Sagarhawa is Mansabdar Khan's village." Demography" or "environmental crises" are terms that are alien to Mansabdar's ears, but he clearly understands the process that is overtaking his village. He is a Muslim family man who moved to Sagarhawa 12 years ago as a "development refugee", when his old property came under the Lumbini Master Plan Area, a multi-million rupee project designed to develop the environs of the Mayadevi Temple, the Sakyamuni Buddha's birthplace.

CRISIS OF FUEL

The growing concern among Sagarhawa's residents is one of fuel. The law and armed guards prevent Mansabdar and his village companions from entering the nearby forest and collecting firewood. Each morning, his wife now has the added chore of making bundles of kanda, which are foot-long cowdung fuel cakes used as firewood substitutes. She mixes the cowdung from Mansabdar's pair of bail bullocks with rice husk and straw and pats it all into place around a stick of bihaya, a local shrub.

'This land is drying up; it is not as fertile as when I arrived," says Mansabdar. The decline in productivity is most probably related to the fact that the cowdung goes up in cooking smoke rather than into the fields as fertiliser.

Even the supply of cowdung is not unlimited. The heads of cattle are decreasing with the disappearance of grazing land. Bullocks need "habitat" just as do the rhino and the sambar deer. But Masabdar cannot imagine plains living without the trusty bails, the backbone of the tarai economy. With the supply of grass dwindling, and the cost of gram and animal feed high, Mansabdar is hoping for the day when he will have to sell his oxen, which fetch between NRs3,000 and NRs5,000.

Mansabdar says he will soon shift to kerosene, even though this will further deplete his meagre savings. He takes a visitor to the outskirts of Sagarhawa and points out the fourteen different parcels which make up his three bighas of land. In an adjacent plot, several men are digging what appears to be a hole in the dry ground. Upon closer inspection, it turns out that they are hacking at the roots of a tree that stood here as part of the jungle before the land was cleared decades ago. In their growing desperation, the villagers of Sagarhawa are even prepared to go underground.

MIGRANTS

One reason for the fuel crisis is that Sagarhawa and its surrounding villages are bursting at the seams with people.
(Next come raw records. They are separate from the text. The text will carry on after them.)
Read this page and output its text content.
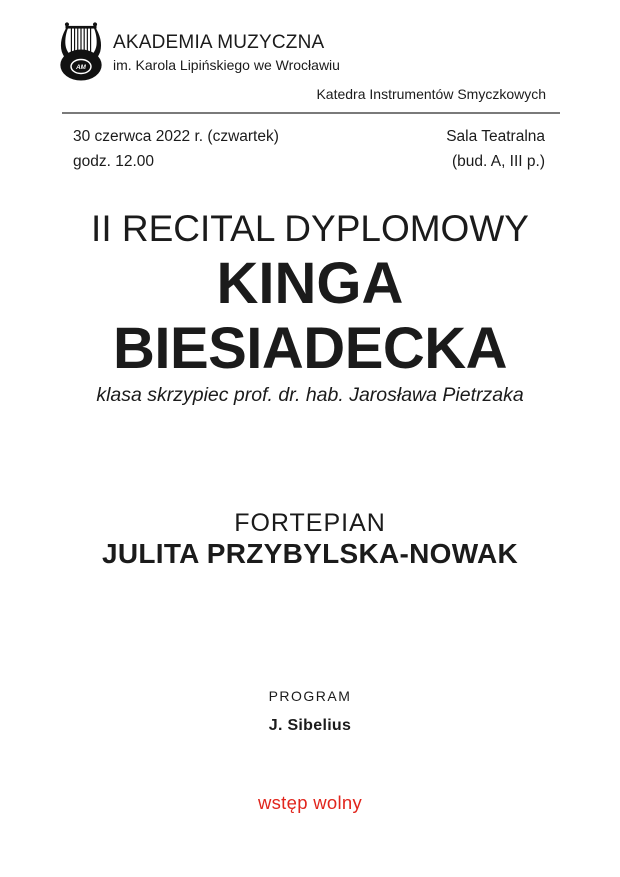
AM
AKADEMIA MUZYCZNA
im. Karola Lipińskiego we Wrocławiu
Katedra Instrumentów Smyczkowych
30 czerwca 2022 r. (czwartek)
godz. 12.00
Sala Teatralna
(bud. A, III p.)
II RECITAL DYPLOMOWY
KINGA
BIESIADECKA
klasa skrzypiec prof. dr. hab. Jarosława Pietrzaka
FORTEPIAN
JULITA PRZYBYLSKA-NOWAK
PROGRAM
J. Sibelius
wstęp wolny
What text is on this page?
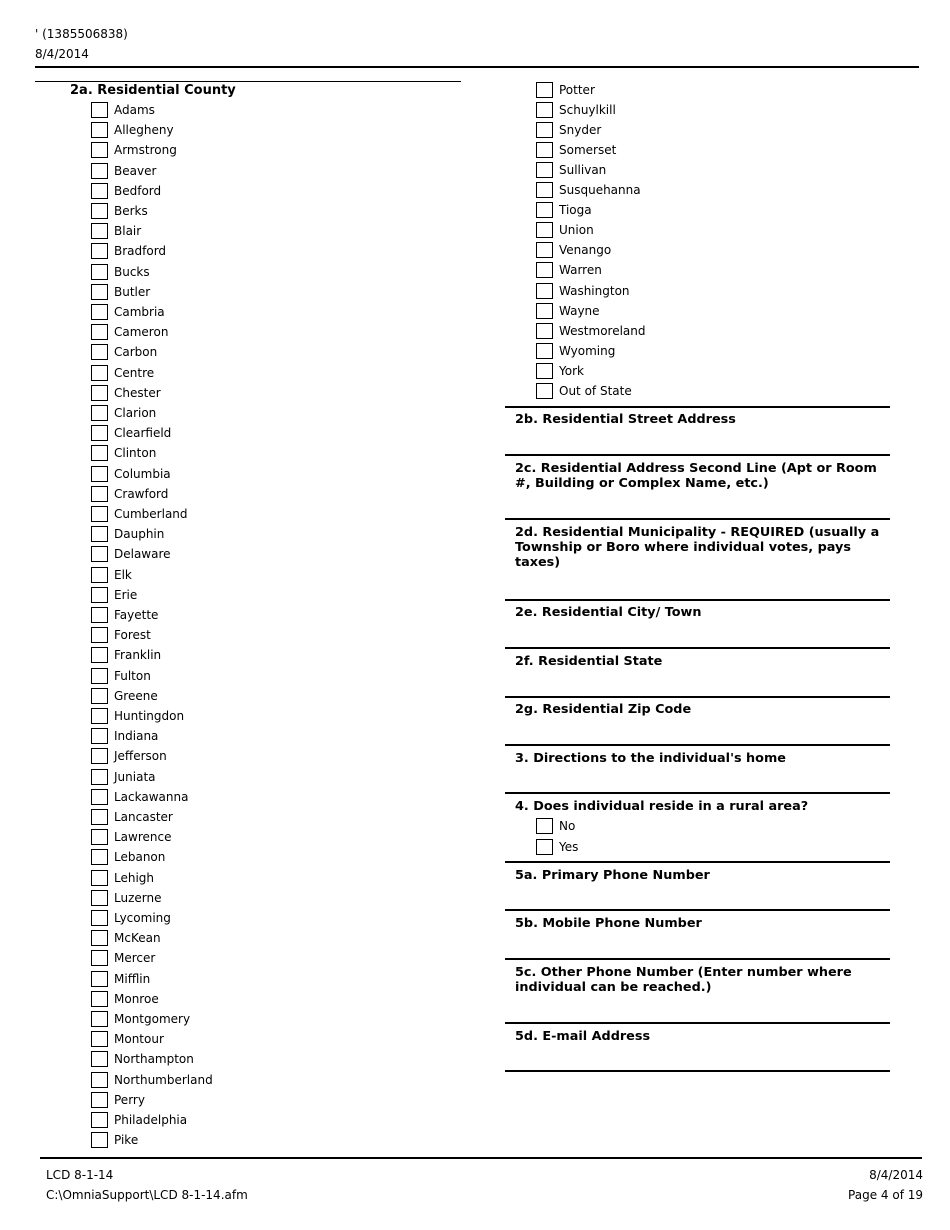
' (1385506838)
8/4/2014
2a. Residential County
Adams
Allegheny
Armstrong
Beaver
Bedford
Berks
Blair
Bradford
Bucks
Butler
Cambria
Cameron
Carbon
Centre
Chester
Clarion
Clearfield
Clinton
Columbia
Crawford
Cumberland
Dauphin
Delaware
Elk
Erie
Fayette
Forest
Franklin
Fulton
Greene
Huntingdon
Indiana
Jefferson
Juniata
Lackawanna
Lancaster
Lawrence
Lebanon
Lehigh
Luzerne
Lycoming
McKean
Mercer
Mifflin
Monroe
Montgomery
Montour
Northampton
Northumberland
Perry
Philadelphia
Pike
Potter
Schuylkill
Snyder
Somerset
Sullivan
Susquehanna
Tioga
Union
Venango
Warren
Washington
Wayne
Westmoreland
Wyoming
York
Out of State
2b. Residential Street Address
2c. Residential Address Second Line (Apt or Room #, Building or Complex Name, etc.)
2d. Residential Municipality - REQUIRED (usually a Township or Boro where individual votes, pays taxes)
2e. Residential City/ Town
2f. Residential State
2g. Residential Zip Code
3. Directions to the individual's home
4. Does individual reside in a rural area?
No
Yes
5a. Primary Phone Number
5b. Mobile Phone Number
5c. Other Phone Number (Enter number where individual can be reached.)
5d. E-mail Address
LCD 8-1-14
C:\OmniaSupport\LCD 8-1-14.afm
8/4/2014
Page 4 of 19
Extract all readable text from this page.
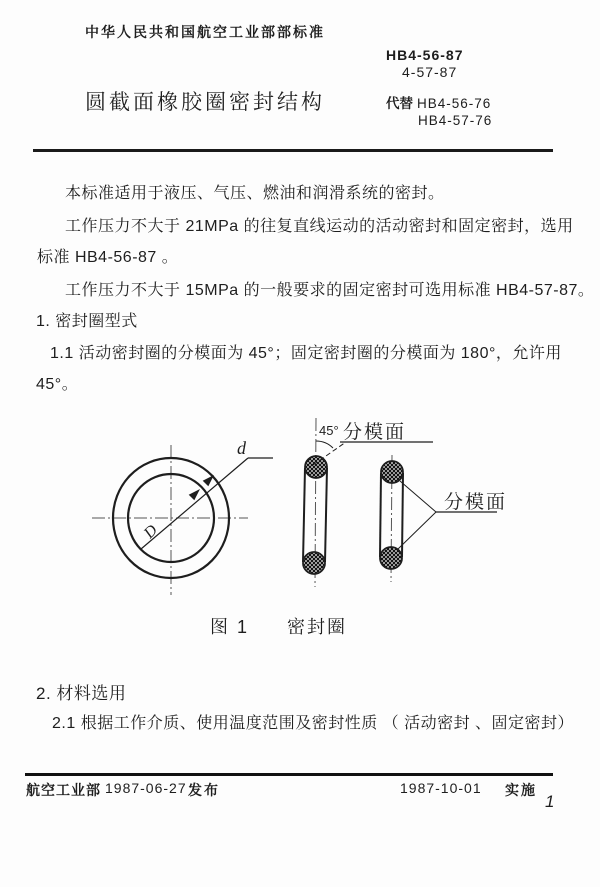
中华人民共和国航空工业部部标准
HB4-56-87
4-57-87
圆截面橡胶圈密封结构	代替 HB4-56-76
HB4-57-76
本标准适用于液压、气压、燃油和润滑系统的密封。
工作压力不大于 21MPa 的往复直线运动的活动密封和固定密封，选用
标准 HB4-56-87 。
工作压力不大于 15MPa 的一般要求的固定密封可选用标准 HB4-57-87。
1. 密封圈型式
1.1 活动密封圈的分模面为 45°；固定密封圈的分模面为 180°，允许用
45°。
d
D
45° 分模面
分模面
图 1 密封圈
2. 材料选用
2.1 根据工作介质、使用温度范围及密封性质 （ 活动密封 、固定密封）
航空工业部 1987-06-27 发布	1987-10-01 实施
1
Migrants arrive constantly from the hill districts of Gulmi and Arghakhanchi, from the Lumbini development area and from across the border in India. There is less and less in Rupandehi to attract the migrants and yet they come. At the same time, others are leaving. In the southern parts of the district, such as Asuraine and Semra, where irrigation canals have long since dried up, people are selling land and seeking menial jobs in urban centers like Bhairahawa and Butwal. There, they pull rickshaws, hawk fruit and work at construction sites.

It is conceivable that Sagarhawa residents can organise and try to better their living standards, even if marginally. But this is easier said than done. In a region which is today riven by divisions of caste, class, property rights and religion, there is little opportunity for the possibilities of common purpose. Sagarhawa, while not strife-ridden, lives on the edge of cultural disharmony. It has within its 70 households Muslims, Hindus, migrants from the hills, indigenous Tharus, migrants from India, the landlords, and officials from development agencies and government.

Asked why his people cannot pull together as they do sometimes elsewhere in Nepal, Mansabdar shrugs his shoulders: a gesture embodying at once wisdom, puzzlement and despair. The people of Sagarhawa try to concentrate on surviving from one day to the next and leave initiative and progressive thoughts to others. Propose a bold, new idea and they will immediately come up with 20 reasons why it cannot be done.

Chitrakar is an engineer interested in rural technology.